Aberdeen’s weather is known for two things: the cold North Sea wind and the amount of light, or lack thereof, in summer and then winter respectively.
The average summer temperature is in the low 60s, but it is quite normal to experience temperatures in the high 50s. As a result, you will never need shorts and only rarely need short sleeved shirts or sandals.
Fall, or autumn as its exclusively called here, is quite lovely with beautiful, brilliant folliage. October tends to be a very wet month, so be prepared for lots of rain. Temperatures will average in the 50s, lower end as the season progresses.
Winter is not nearly as cold as you might expect with a longitude further north than Moscow, Russia. Snow is rare and usually occurs very late winter and into early spring. The winds are quite intense in the winter, often making it seem colder than it is. Temperatures rarely dip below freezing, usually hovering in the 40s.
Spring is generally cool although the burgeoning vegetation is stunning to behold and an excellent reminder that spring is indeed present. Again, you can expect a good deal of rain this time of year and even some early snowfall.
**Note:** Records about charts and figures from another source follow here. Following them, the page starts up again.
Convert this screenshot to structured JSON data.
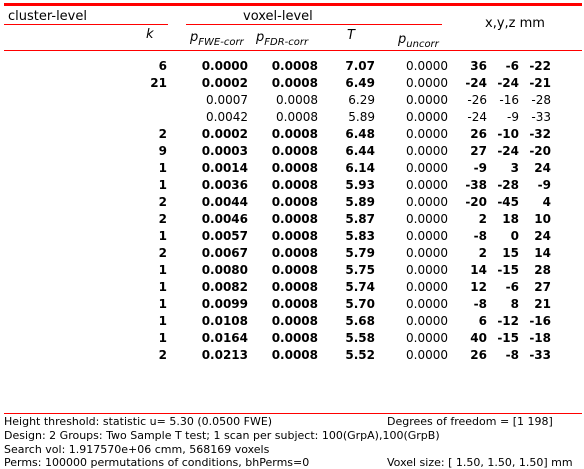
{
  "header": {
    "cluster_level": "cluster-level",
    "voxel_level": "voxel-level",
    "coords": "x,y,z mm",
    "k": "k",
    "p_fwe": "p",
    "p_fwe_sub": "FWE-corr",
    "p_fdr": "p",
    "p_fdr_sub": "FDR-corr",
    "t": "T",
    "p_unc": "p",
    "p_unc_sub": "uncorr"
  },
  "rows": [
    {
      "k": "6",
      "pfwe": "0.0000",
      "pfdr": "0.0008",
      "t": "7.07",
      "punc": "0.0000",
      "x": "36",
      "y": "-6",
      "z": "-22",
      "bold": true
    },
    {
      "k": "21",
      "pfwe": "0.0002",
      "pfdr": "0.0008",
      "t": "6.49",
      "punc": "0.0000",
      "x": "-24",
      "y": "-24",
      "z": "-21",
      "bold": true
    },
    {
      "k": "",
      "pfwe": "0.0007",
      "pfdr": "0.0008",
      "t": "6.29",
      "punc": "0.0000",
      "x": "-26",
      "y": "-16",
      "z": "-28",
      "bold": false
    },
    {
      "k": "",
      "pfwe": "0.0042",
      "pfdr": "0.0008",
      "t": "5.89",
      "punc": "0.0000",
      "x": "-24",
      "y": "-9",
      "z": "-33",
      "bold": false
    },
    {
      "k": "2",
      "pfwe": "0.0002",
      "pfdr": "0.0008",
      "t": "6.48",
      "punc": "0.0000",
      "x": "26",
      "y": "-10",
      "z": "-32",
      "bold": true
    },
    {
      "k": "9",
      "pfwe": "0.0003",
      "pfdr": "0.0008",
      "t": "6.44",
      "punc": "0.0000",
      "x": "27",
      "y": "-24",
      "z": "-20",
      "bold": true
    },
    {
      "k": "1",
      "pfwe": "0.0014",
      "pfdr": "0.0008",
      "t": "6.14",
      "punc": "0.0000",
      "x": "-9",
      "y": "3",
      "z": "24",
      "bold": true
    },
    {
      "k": "1",
      "pfwe": "0.0036",
      "pfdr": "0.0008",
      "t": "5.93",
      "punc": "0.0000",
      "x": "-38",
      "y": "-28",
      "z": "-9",
      "bold": true
    },
    {
      "k": "2",
      "pfwe": "0.0044",
      "pfdr": "0.0008",
      "t": "5.89",
      "punc": "0.0000",
      "x": "-20",
      "y": "-45",
      "z": "4",
      "bold": true
    },
    {
      "k": "2",
      "pfwe": "0.0046",
      "pfdr": "0.0008",
      "t": "5.87",
      "punc": "0.0000",
      "x": "2",
      "y": "18",
      "z": "10",
      "bold": true
    },
    {
      "k": "1",
      "pfwe": "0.0057",
      "pfdr": "0.0008",
      "t": "5.83",
      "punc": "0.0000",
      "x": "-8",
      "y": "0",
      "z": "24",
      "bold": true
    },
    {
      "k": "2",
      "pfwe": "0.0067",
      "pfdr": "0.0008",
      "t": "5.79",
      "punc": "0.0000",
      "x": "2",
      "y": "15",
      "z": "14",
      "bold": true
    },
    {
      "k": "1",
      "pfwe": "0.0080",
      "pfdr": "0.0008",
      "t": "5.75",
      "punc": "0.0000",
      "x": "14",
      "y": "-15",
      "z": "28",
      "bold": true
    },
    {
      "k": "1",
      "pfwe": "0.0082",
      "pfdr": "0.0008",
      "t": "5.74",
      "punc": "0.0000",
      "x": "12",
      "y": "-6",
      "z": "27",
      "bold": true
    },
    {
      "k": "1",
      "pfwe": "0.0099",
      "pfdr": "0.0008",
      "t": "5.70",
      "punc": "0.0000",
      "x": "-8",
      "y": "8",
      "z": "21",
      "bold": true
    },
    {
      "k": "1",
      "pfwe": "0.0108",
      "pfdr": "0.0008",
      "t": "5.68",
      "punc": "0.0000",
      "x": "6",
      "y": "-12",
      "z": "-16",
      "bold": true
    },
    {
      "k": "1",
      "pfwe": "0.0164",
      "pfdr": "0.0008",
      "t": "5.58",
      "punc": "0.0000",
      "x": "40",
      "y": "-15",
      "z": "-18",
      "bold": true
    },
    {
      "k": "2",
      "pfwe": "0.0213",
      "pfdr": "0.0008",
      "t": "5.52",
      "punc": "0.0000",
      "x": "26",
      "y": "-8",
      "z": "-33",
      "bold": true
    }
  ],
  "footer": {
    "threshold": "Height threshold: statistic u=   5.30 (0.0500 FWE)",
    "dof": "Degrees of freedom = [1 198]",
    "design": "Design: 2 Groups: Two Sample T test; 1 scan per subject: 100(GrpA),100(GrpB)",
    "search_vol": "Search vol: 1.917570e+06 cmm, 568169 voxels",
    "perms": "Perms: 100000 permutations of conditions, bhPerms=0",
    "voxel_size": "Voxel size: [ 1.50,  1.50,  1.50] mm"
  },
  "colors": {
    "rule": "#ff0000"
  }
}
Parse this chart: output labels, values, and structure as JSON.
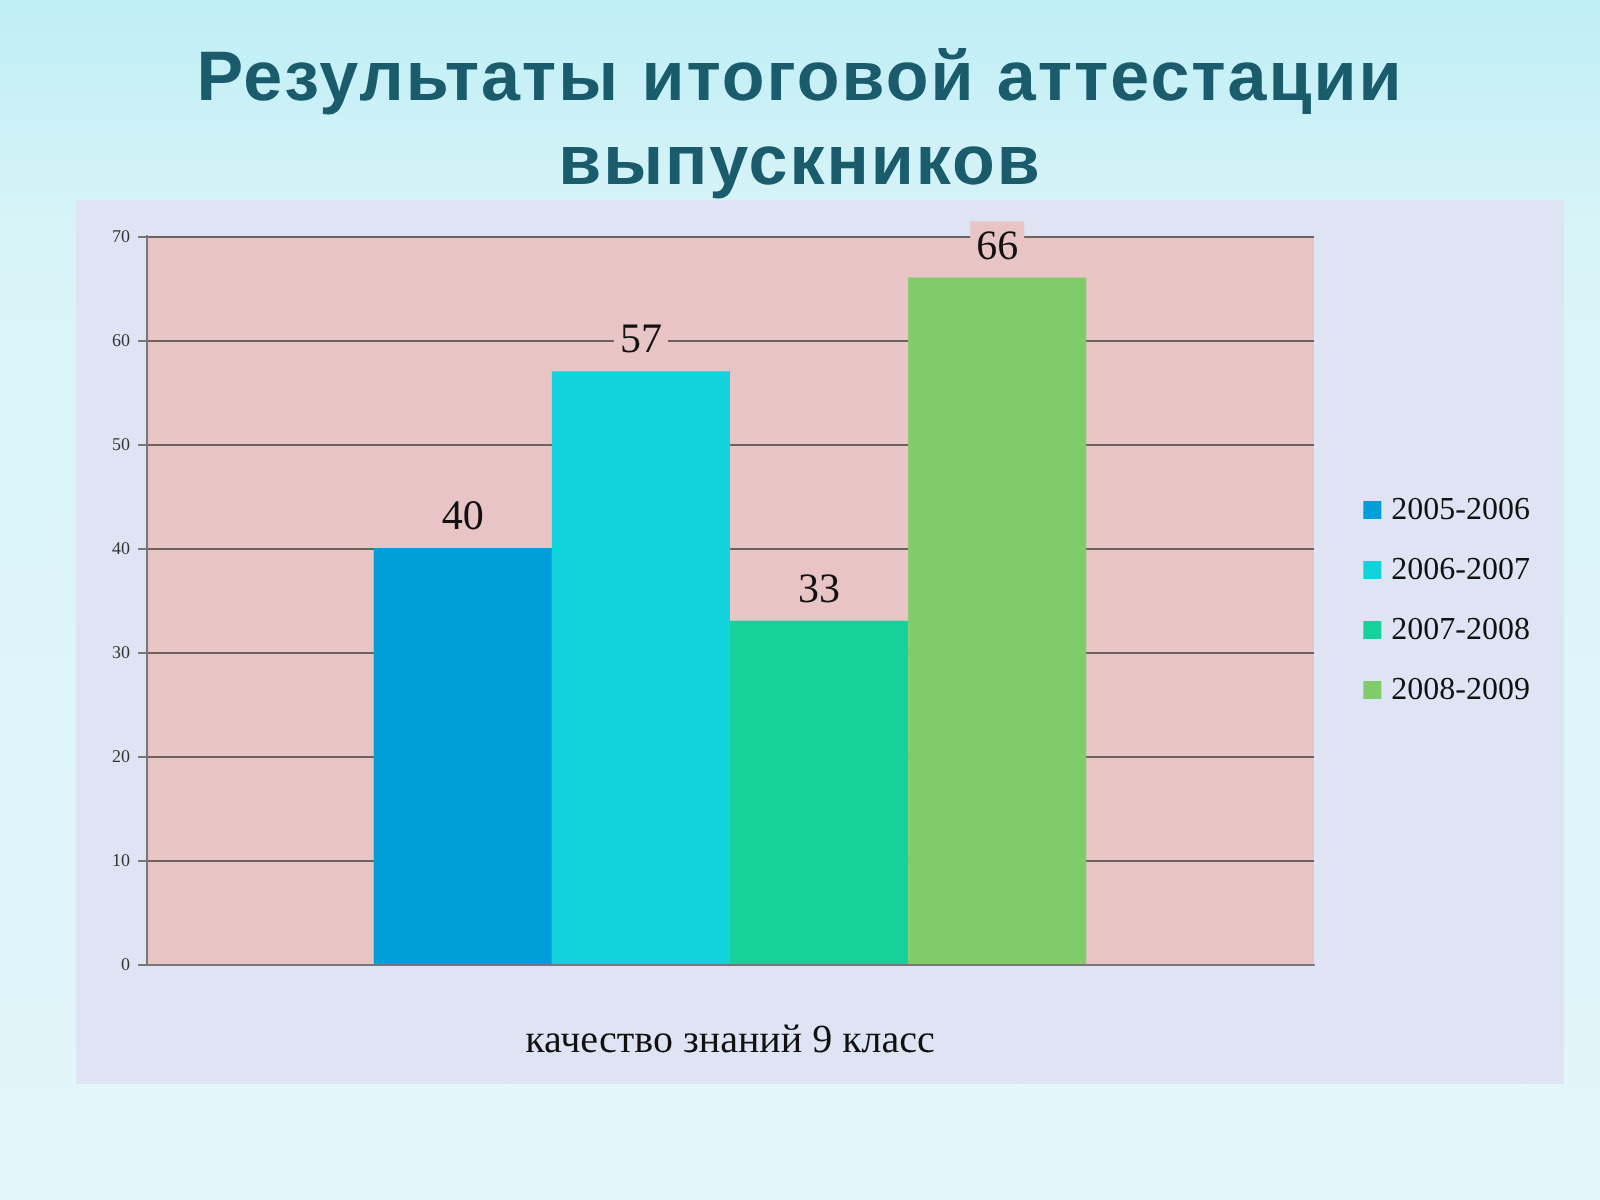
{
  "chart_data": {
    "type": "bar",
    "title": "Результаты итоговой аттестации выпускников",
    "categories": [
      "качество знаний 9 класс"
    ],
    "series": [
      {
        "name": "2005-2006",
        "color": "#009fd9",
        "values": [
          40
        ]
      },
      {
        "name": "2006-2007",
        "color": "#12d2dc",
        "values": [
          57
        ]
      },
      {
        "name": "2007-2008",
        "color": "#14d29a",
        "values": [
          33
        ]
      },
      {
        "name": "2008-2009",
        "color": "#80cc6a",
        "values": [
          66
        ]
      }
    ],
    "ylim": [
      0,
      70
    ],
    "yticks": [
      0,
      10,
      20,
      30,
      40,
      50,
      60,
      70
    ],
    "grid": "y",
    "legend": "right",
    "data_labels": true
  }
}
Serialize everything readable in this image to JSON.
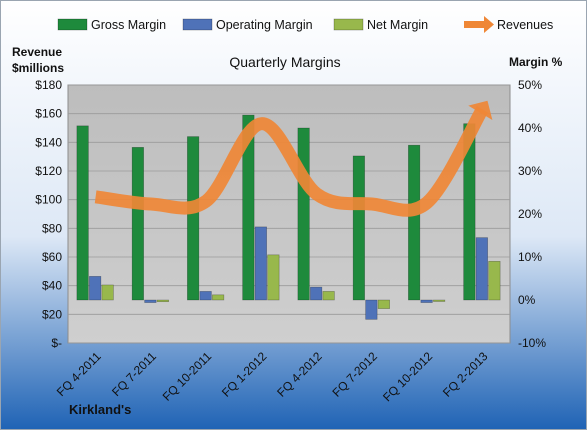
{
  "chart_data": {
    "type": "bar",
    "title": "Quarterly Margins",
    "company": "Kirkland's",
    "categories": [
      "FQ 4-2011",
      "FQ 7-2011",
      "FQ 10-2011",
      "FQ 1-2012",
      "FQ 4-2012",
      "FQ 7-2012",
      "FQ 10-2012",
      "FQ 2-2013"
    ],
    "left_axis": {
      "label_line1": "Revenue",
      "label_line2": "$millions",
      "ylim": [
        0,
        180
      ],
      "ticks": [
        0,
        20,
        40,
        60,
        80,
        100,
        120,
        140,
        160,
        180
      ],
      "tick_labels": [
        "$-",
        "$20",
        "$40",
        "$60",
        "$80",
        "$100",
        "$120",
        "$140",
        "$160",
        "$180"
      ]
    },
    "right_axis": {
      "label": "Margin %",
      "ylim": [
        -10,
        50
      ],
      "ticks": [
        -10,
        0,
        10,
        20,
        30,
        40,
        50
      ],
      "tick_labels": [
        "-10%",
        "0%",
        "10%",
        "20%",
        "30%",
        "40%",
        "50%"
      ]
    },
    "series": [
      {
        "name": "Gross Margin",
        "kind": "bar",
        "axis": "right",
        "color": "#1e8a3c",
        "values": [
          40.5,
          35.5,
          38,
          43,
          40,
          33.5,
          36,
          41
        ]
      },
      {
        "name": "Operating Margin",
        "kind": "bar",
        "axis": "right",
        "color": "#4f72b8",
        "values": [
          5.5,
          -0.6,
          2,
          17,
          3,
          -4.5,
          -0.6,
          14.5
        ]
      },
      {
        "name": "Net Margin",
        "kind": "bar",
        "axis": "right",
        "color": "#98b84c",
        "values": [
          3.5,
          -0.4,
          1.2,
          10.5,
          2,
          -2,
          -0.3,
          9
        ]
      },
      {
        "name": "Revenues",
        "kind": "line",
        "axis": "left",
        "color": "#ef8736",
        "values": [
          102,
          97,
          99,
          153,
          104,
          97,
          98,
          163
        ]
      }
    ],
    "grid": true,
    "legend_position": "top"
  }
}
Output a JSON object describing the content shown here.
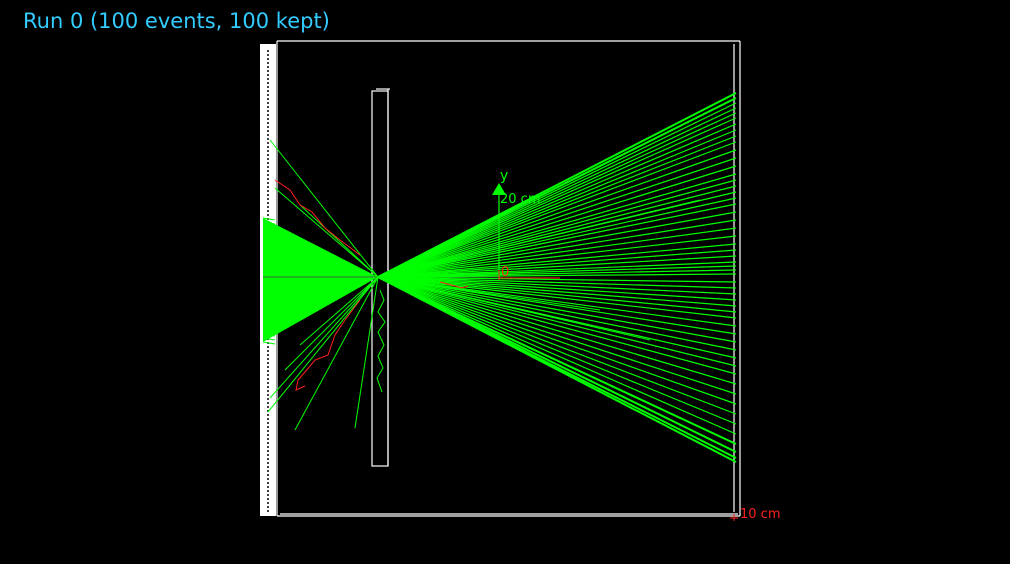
{
  "title": "Run 0 (100 events, 100 kept)",
  "axis_y_label": "y",
  "axis_y_tick": "20 cm",
  "axis_origin_tick": "0",
  "scale_label": "10 cm",
  "colors": {
    "background": "#000000",
    "title": "#33ccff",
    "geometry": "#ffffff",
    "tracks": "#00ff00",
    "secondary_tracks": "#ff2020",
    "axis_y": "#00ff00",
    "axis_x": "#ff2020"
  },
  "icons": {
    "axis_arrow": "triangle-up-icon",
    "scale_marker": "plus-icon"
  }
}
The amount of light change year round is like nothing else you will ever experience. Summer days begin just after 4am, necessitating most to purchase blackout blinds in order to get a full night’s sleep, and ending with sunsets around 10:30pm. As much light as summer holds, winter is exactly the opposite. On the shortest day of the year, the sun finally rises after 9am and sets around 3:30pm for only 5+ hours of daylight. Many people find the dark winters a difficult time due to the lack of sunlight, especially if they are accustomed to very sunny climates. There is an actual condition, Seasonal Affective Disorder or SAD, which can occur when a person is not exposed to enough light. It is much more common in the Nordic and northern Celtic regions, where as much as 20% of the population may be affected during the winter. The situation can be exacerbated by consistent cloud cover as well. Be aware of your own typical reactions to weather and light and keep this in mind as you adjust to life this far north.